Bored at work so thought I'd do a bit of research about IF to see if I liked it enough to give it a go come cutting time.

Found this-

http://www.1percentedge.com/ifcalc/

Really helpful to work out all your macros for you :thumb:


----------



## constantbulk (Dec 27, 2010)

good find........


----------



## griffo13 (Dec 7, 2009)

interesting.. will you be using this for your own diet


----------



## Lorian (Apr 9, 2003)

That's really useful - thanks!


----------



## Robbie789 (Sep 6, 2012)

griffo13 said:


> interesting.. will you be using this for your own diet


I won't be cutting until February time, so once I've done more research on IF I'll decide.

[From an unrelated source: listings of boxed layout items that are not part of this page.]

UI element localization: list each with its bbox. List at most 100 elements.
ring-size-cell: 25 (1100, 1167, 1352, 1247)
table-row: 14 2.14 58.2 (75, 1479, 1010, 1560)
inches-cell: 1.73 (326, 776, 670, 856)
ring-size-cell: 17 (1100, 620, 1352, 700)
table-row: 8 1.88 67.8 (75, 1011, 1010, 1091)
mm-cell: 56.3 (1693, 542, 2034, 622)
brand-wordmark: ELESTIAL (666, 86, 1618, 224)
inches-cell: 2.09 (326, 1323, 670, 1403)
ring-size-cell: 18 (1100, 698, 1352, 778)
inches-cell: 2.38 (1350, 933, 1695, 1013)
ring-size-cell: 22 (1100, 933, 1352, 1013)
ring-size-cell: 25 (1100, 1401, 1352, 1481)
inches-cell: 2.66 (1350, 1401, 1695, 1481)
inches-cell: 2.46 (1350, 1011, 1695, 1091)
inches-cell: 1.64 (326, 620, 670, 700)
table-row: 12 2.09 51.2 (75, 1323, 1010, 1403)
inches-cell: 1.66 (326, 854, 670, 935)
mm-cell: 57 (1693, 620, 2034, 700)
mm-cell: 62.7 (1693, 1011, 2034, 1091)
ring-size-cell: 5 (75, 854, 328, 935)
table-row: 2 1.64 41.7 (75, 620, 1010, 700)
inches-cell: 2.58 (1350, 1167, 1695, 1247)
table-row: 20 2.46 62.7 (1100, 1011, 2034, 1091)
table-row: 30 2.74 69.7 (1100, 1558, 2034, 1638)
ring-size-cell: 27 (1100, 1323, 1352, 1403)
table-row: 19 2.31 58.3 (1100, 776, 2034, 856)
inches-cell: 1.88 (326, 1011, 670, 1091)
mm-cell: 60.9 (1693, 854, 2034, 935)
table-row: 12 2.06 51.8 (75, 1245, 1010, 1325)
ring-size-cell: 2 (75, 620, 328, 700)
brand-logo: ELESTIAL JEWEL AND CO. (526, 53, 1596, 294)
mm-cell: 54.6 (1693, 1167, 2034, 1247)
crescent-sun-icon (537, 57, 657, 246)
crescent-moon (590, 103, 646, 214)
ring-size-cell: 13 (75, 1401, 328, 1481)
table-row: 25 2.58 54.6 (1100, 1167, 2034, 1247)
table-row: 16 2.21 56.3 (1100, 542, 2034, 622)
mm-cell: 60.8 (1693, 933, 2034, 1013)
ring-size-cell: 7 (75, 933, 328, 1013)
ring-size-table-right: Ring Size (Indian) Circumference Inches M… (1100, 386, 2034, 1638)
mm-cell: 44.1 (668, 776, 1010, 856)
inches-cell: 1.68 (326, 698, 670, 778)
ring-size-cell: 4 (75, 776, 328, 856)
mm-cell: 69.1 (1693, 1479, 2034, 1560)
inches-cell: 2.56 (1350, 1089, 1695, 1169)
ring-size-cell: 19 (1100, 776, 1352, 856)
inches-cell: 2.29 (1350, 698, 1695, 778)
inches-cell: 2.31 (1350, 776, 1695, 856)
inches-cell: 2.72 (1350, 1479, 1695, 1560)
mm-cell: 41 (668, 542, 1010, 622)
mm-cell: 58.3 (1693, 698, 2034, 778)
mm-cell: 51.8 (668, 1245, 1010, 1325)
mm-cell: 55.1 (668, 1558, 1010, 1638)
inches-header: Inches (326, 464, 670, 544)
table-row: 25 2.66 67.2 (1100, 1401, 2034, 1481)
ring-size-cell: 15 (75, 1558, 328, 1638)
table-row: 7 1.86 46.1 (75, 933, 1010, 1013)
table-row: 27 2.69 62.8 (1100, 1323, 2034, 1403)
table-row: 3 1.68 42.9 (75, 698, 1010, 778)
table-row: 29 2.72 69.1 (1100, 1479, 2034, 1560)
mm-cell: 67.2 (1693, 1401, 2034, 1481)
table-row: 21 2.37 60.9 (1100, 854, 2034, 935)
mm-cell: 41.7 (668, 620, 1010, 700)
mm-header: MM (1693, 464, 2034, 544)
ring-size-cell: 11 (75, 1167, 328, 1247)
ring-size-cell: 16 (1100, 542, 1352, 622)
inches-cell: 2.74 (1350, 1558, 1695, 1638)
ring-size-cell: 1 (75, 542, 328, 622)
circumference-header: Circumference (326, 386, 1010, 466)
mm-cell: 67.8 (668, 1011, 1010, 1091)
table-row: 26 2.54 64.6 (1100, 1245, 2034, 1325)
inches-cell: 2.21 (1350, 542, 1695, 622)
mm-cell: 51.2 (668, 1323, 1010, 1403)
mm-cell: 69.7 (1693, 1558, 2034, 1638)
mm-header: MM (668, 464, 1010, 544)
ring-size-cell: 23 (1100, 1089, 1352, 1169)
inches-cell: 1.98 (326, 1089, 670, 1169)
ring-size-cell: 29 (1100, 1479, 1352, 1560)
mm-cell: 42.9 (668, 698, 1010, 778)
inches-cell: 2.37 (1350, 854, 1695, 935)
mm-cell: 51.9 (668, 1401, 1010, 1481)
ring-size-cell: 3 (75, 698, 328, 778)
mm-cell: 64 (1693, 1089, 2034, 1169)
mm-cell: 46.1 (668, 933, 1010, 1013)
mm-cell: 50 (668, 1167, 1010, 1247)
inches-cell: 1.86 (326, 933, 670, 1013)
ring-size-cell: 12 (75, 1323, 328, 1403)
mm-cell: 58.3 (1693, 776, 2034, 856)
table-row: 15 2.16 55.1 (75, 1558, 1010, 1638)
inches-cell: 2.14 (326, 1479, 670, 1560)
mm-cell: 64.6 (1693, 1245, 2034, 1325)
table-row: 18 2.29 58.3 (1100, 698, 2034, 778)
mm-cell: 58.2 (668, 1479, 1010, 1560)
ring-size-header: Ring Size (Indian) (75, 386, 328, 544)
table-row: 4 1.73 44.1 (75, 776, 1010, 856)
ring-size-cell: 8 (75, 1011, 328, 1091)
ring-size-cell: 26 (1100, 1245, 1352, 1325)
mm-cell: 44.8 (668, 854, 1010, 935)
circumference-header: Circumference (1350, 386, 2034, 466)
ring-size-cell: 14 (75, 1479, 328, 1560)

Obviously it's a long way off, but I'll probably do 4 weeks of 'regular' cutting with 6 meals spread throughtout the day, then move onto IF to keep up the weight loss.

It looks to be a pretty decent calculator and has a 'custom' option you can set for everything if you want to lose weight faster/slower.


----------



## Pardoe (Mar 26, 2012)

been using IF for weeks now, works amazing for me tbh, and so easy to keep to!


----------



## reza85 (Jan 11, 2009)

ILL be carfull with i think it over estimates abit


----------



## dap33 (May 21, 2008)

its got me in the best shape of my life...and i'm 40 next year as well


----------



## Rusky87 (Jan 15, 2012)

It's worked wonders for me too. Will stick to I.F for a long time to come.


----------



## Hayesy (Aug 15, 2011)

Bumping this for more info........who is using IF atm, i have scrolled 100s of posts and threads just need one or two clearing up......


----------



## LukeV (Jul 28, 2010)

Bumping also. Im thinking about giving it a go.


----------